Il dirigeait effectivement le port pétrolier de l’ancienne capitale tsariste. Cependant, le lieu fut infiltré par la mafia après la chute de l’URSS. Dmitri Skigin était la « figure présentable » du port, selon Catherine Beltone, auteur du livre « Le peuple de Poutine », consacré à l’accession au pouvoir de l’actuel président russe.
Au-delà de cette image d’homme d’affaires, il était associé à Ilia Traber, impliqué au plus haut niveau dans le gang de Tambov. Ce groupe mafieux était actif dans le port de Saint-Pétersbourg et a laissé derrière lui de nombreux règlements de compte et assassinats. Les deux dirigeaient plusieurs entreprises liées au pétrole.
Aun autre fils puni
Dmitri Skigin a également côtoyé Vladimir Poutine lorsqu’il était à la mairie de Saint-Pétersbourg. Le port pétrolier revêt alors une importance capitale pour la ville laissée exsangue après l’effondrement de l’Empire soviétique. Des articles expliquent que celui qui est devenu l’homme fort du Kremlin avait exigé 15 % des bénéfices d’une entreprise appartenant à Dmitri Skigin pour qu’elle puisse fonctionner. Ils auraient convenu d’un accord pour atteindre 4% des actions.
Tard dans sa vie, Dmitry Skigin a été expulsé de Monaco, où il aurait été soupçonné de blanchiment d’argent avec ses associés. Ses intérêts furent ensuite gérés par un cabinet d’avocats basé au Liechtenstein jusqu’à sa mort. Il a laissé à ses héritiers une fortune estimée à plus de 600 millions de dollars. Un héritage qui aurait fait l’objet de conflits entre eux, l’homme d’affaires ayant eu plusieurs enfants issus de trois mariages.
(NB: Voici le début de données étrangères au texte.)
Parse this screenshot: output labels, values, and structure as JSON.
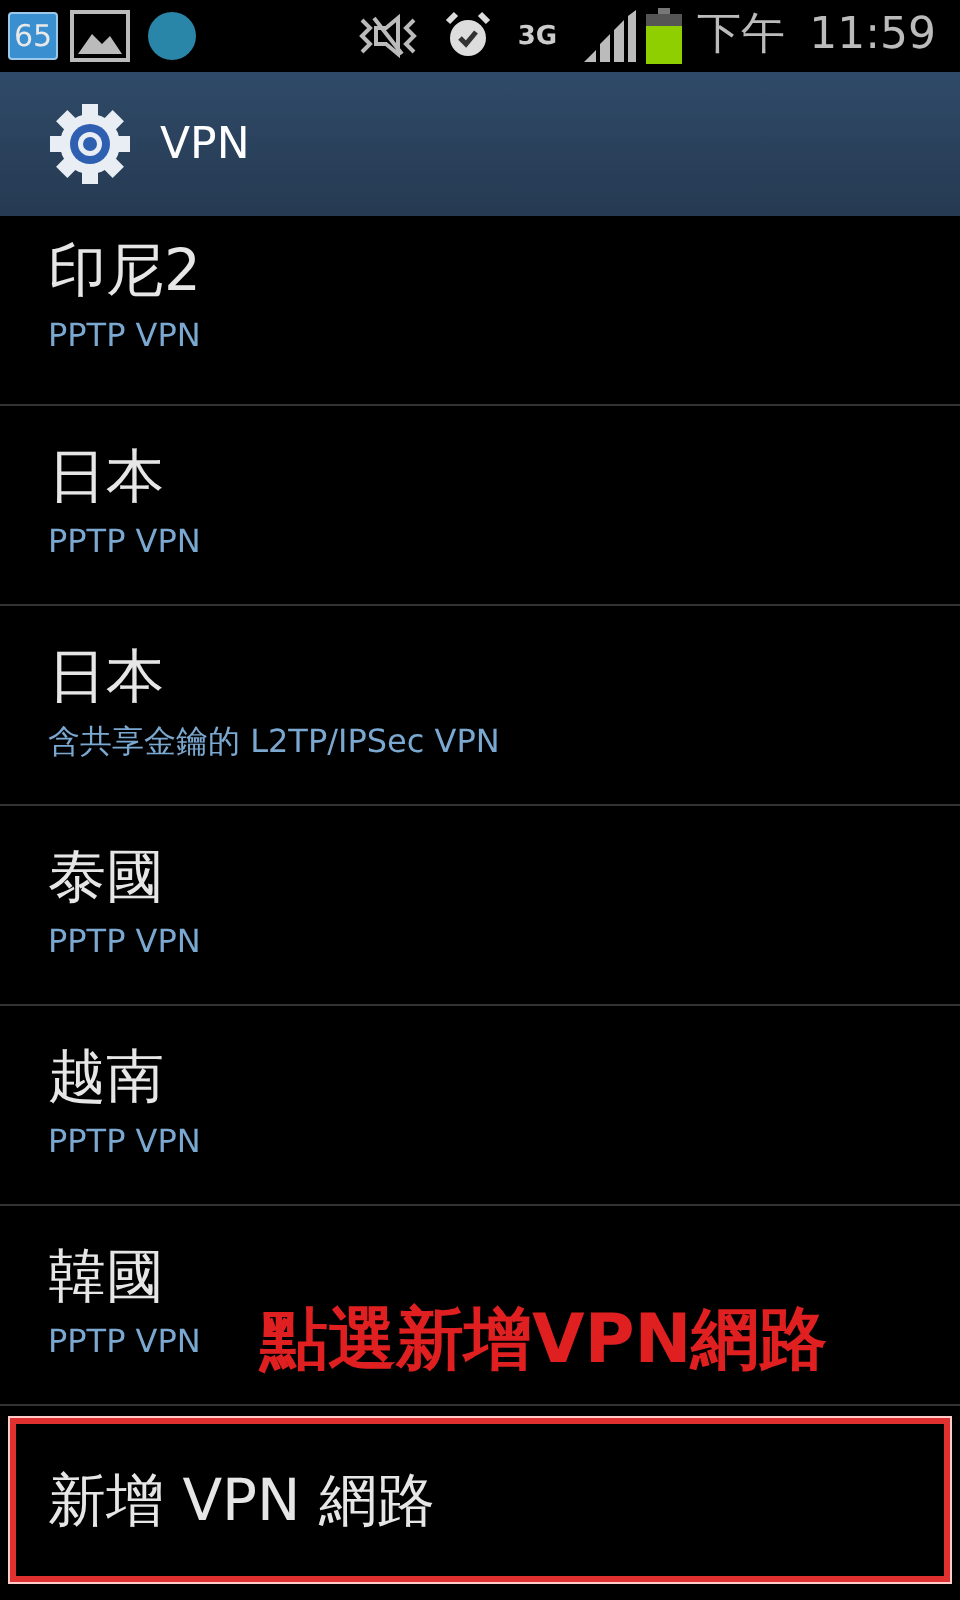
{
  "status_bar": {
    "notification_badge": "65",
    "network": "3G",
    "time_period": "下午",
    "time": "11:59"
  },
  "action_bar": {
    "title": "VPN"
  },
  "vpn_list": [
    {
      "name": "印尼2",
      "type": "PPTP VPN"
    },
    {
      "name": "日本",
      "type": "PPTP VPN"
    },
    {
      "name": "日本",
      "type": "含共享金鑰的 L2TP/IPSec VPN"
    },
    {
      "name": "泰國",
      "type": "PPTP VPN"
    },
    {
      "name": "越南",
      "type": "PPTP VPN"
    },
    {
      "name": "韓國",
      "type": "PPTP VPN"
    }
  ],
  "add_item": {
    "label": "新增 VPN 網路"
  },
  "annotation": {
    "text": "點選新增VPN網路"
  }
}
Que reste-t-il des liens entre Dmitri Skigin et le crime organisé ou Vladimir Poutine ? Si les membres de sa famille résidant à Jouxtens-Mézery n’ont pas fait parler d’eux dans les médias jusqu’à présent, ce n’est pas le cas du fils aîné du patriarche Skigin, Mikhaïl Skigin, qui possède la nationalité allemande. Il a notamment repris les activités de son père au sein de la société qui gère le terminal pétrolier de Saint-Pétersbourg. Il est toujours membre du conseil d’administration de l’entreprise.
Selon l’ONG Fondation anticorruption (ACF), fondée par l’opposant russe Alexeï Navalny, décédé il y a deux mois en détention, il fait également l’objet de sanctions liées à la guerre en Ukraine. Mikhaïl Skigin, qui a étudié à l’université de Saint-Gall jusqu’à la mort de son père, entretient néanmoins des liens avec la Suisse puisqu’il est notamment propriétaire d’un restaurant à Zurich.
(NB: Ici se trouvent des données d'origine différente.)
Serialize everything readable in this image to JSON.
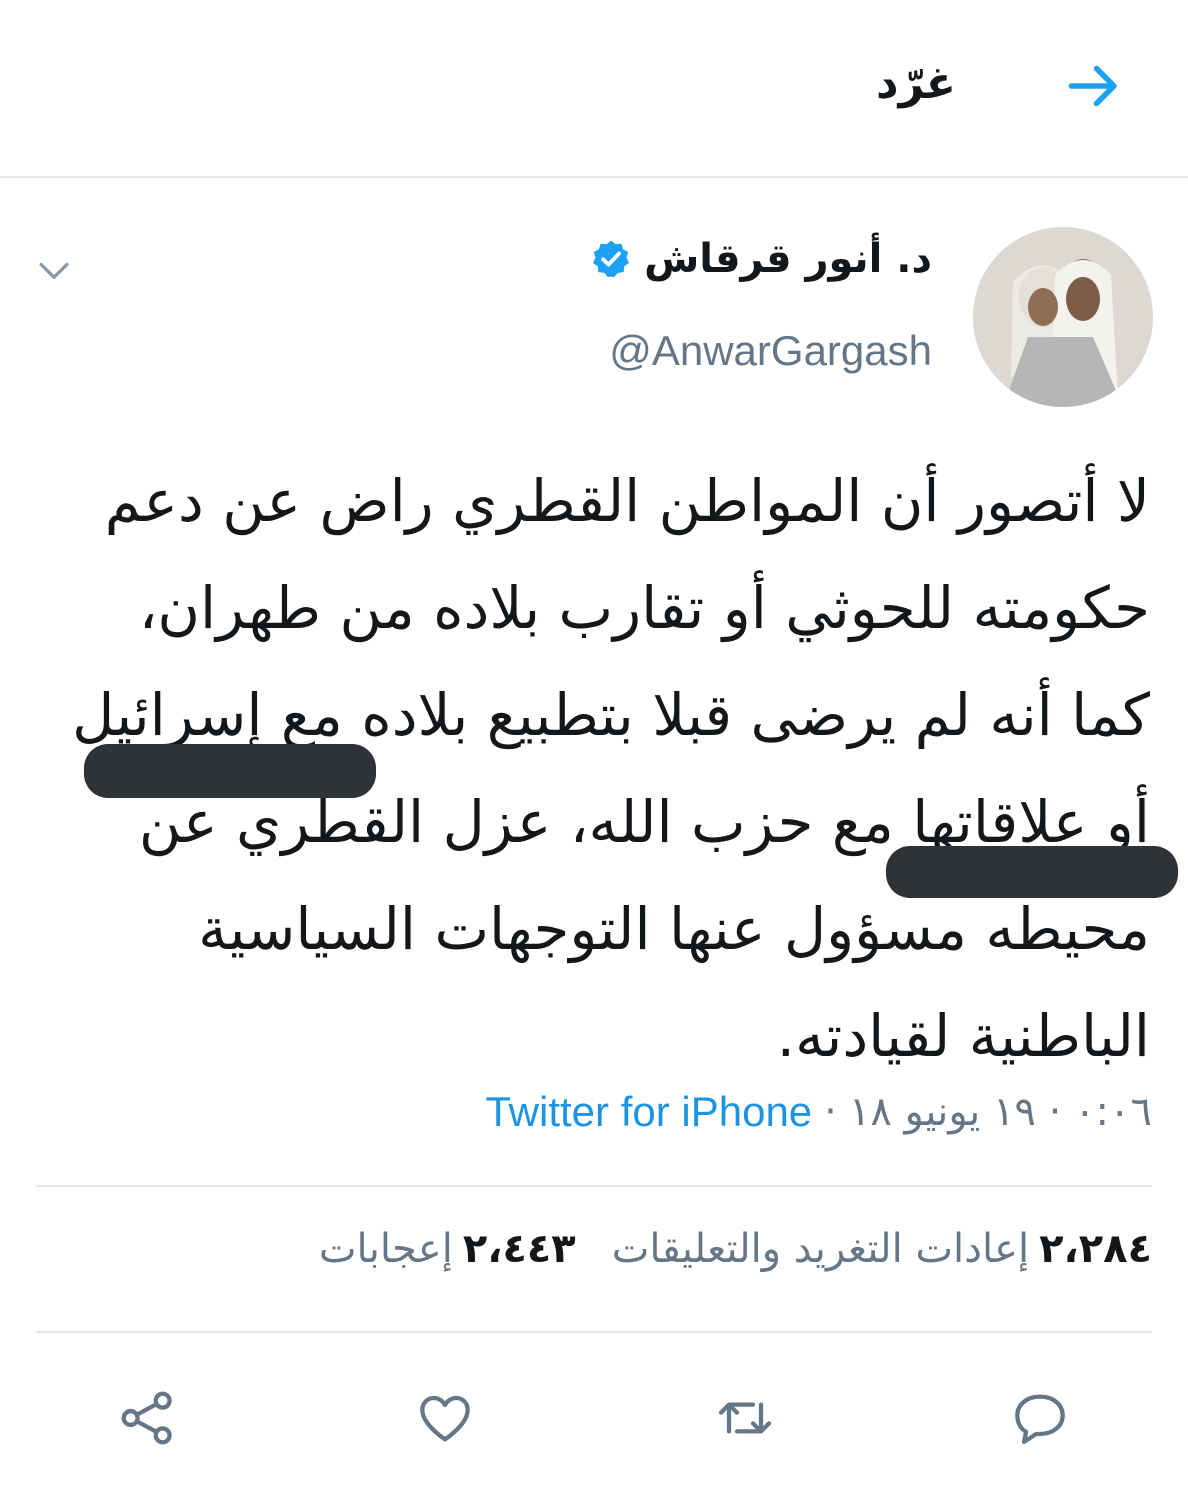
{
  "header": {
    "title": "غرّد",
    "back_icon": "arrow-right-icon"
  },
  "tweet": {
    "display_name": "د. أنور قرقاش",
    "handle": "@AnwarGargash",
    "verified": true,
    "text": "لا أتصور أن المواطن القطري راض عن دعم حكومته للحوثي أو تقارب بلاده من طهران، كما أنه لم يرضى قبلا بتطبيع بلاده مع إسرائيل أو علاقاتها مع حزب الله، عزل القطري عن محيطه مسؤول عنها التوجهات السياسية الباطنية لقيادته.",
    "timestamp": "٠:٠٦ · ١٩ يونيو ١٨",
    "source": "Twitter for iPhone"
  },
  "stats": {
    "retweets_count": "٢،٢٨٤",
    "retweets_label": "إعادات التغريد والتعليقات",
    "likes_count": "٢،٤٤٣",
    "likes_label": "إعجابات"
  },
  "colors": {
    "accent": "#1da1f2",
    "link": "#1b95e0",
    "muted": "#657786",
    "divider": "#e1e8ed",
    "text": "#14171a",
    "redaction": "#2f3236"
  },
  "icons": {
    "reply": "reply-icon",
    "retweet": "retweet-icon",
    "like": "heart-icon",
    "share": "share-icon",
    "menu": "chevron-down-icon",
    "verified": "verified-badge-icon"
  }
}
Il est désormais impossible de connaître les activités exactes de la famille en Suisse, ni si elle entretient des contacts avec le passé du patriarche, ni pourquoi elle souhaite quitter le village. A Jouxtens-Mézery, il n’y a quasiment aucun employé chargé d’entretenir la luxueuse propriété avant sa vente. Contactés par leur intermédiaire, les propriétaires n’ont pas répondu à nos demandes.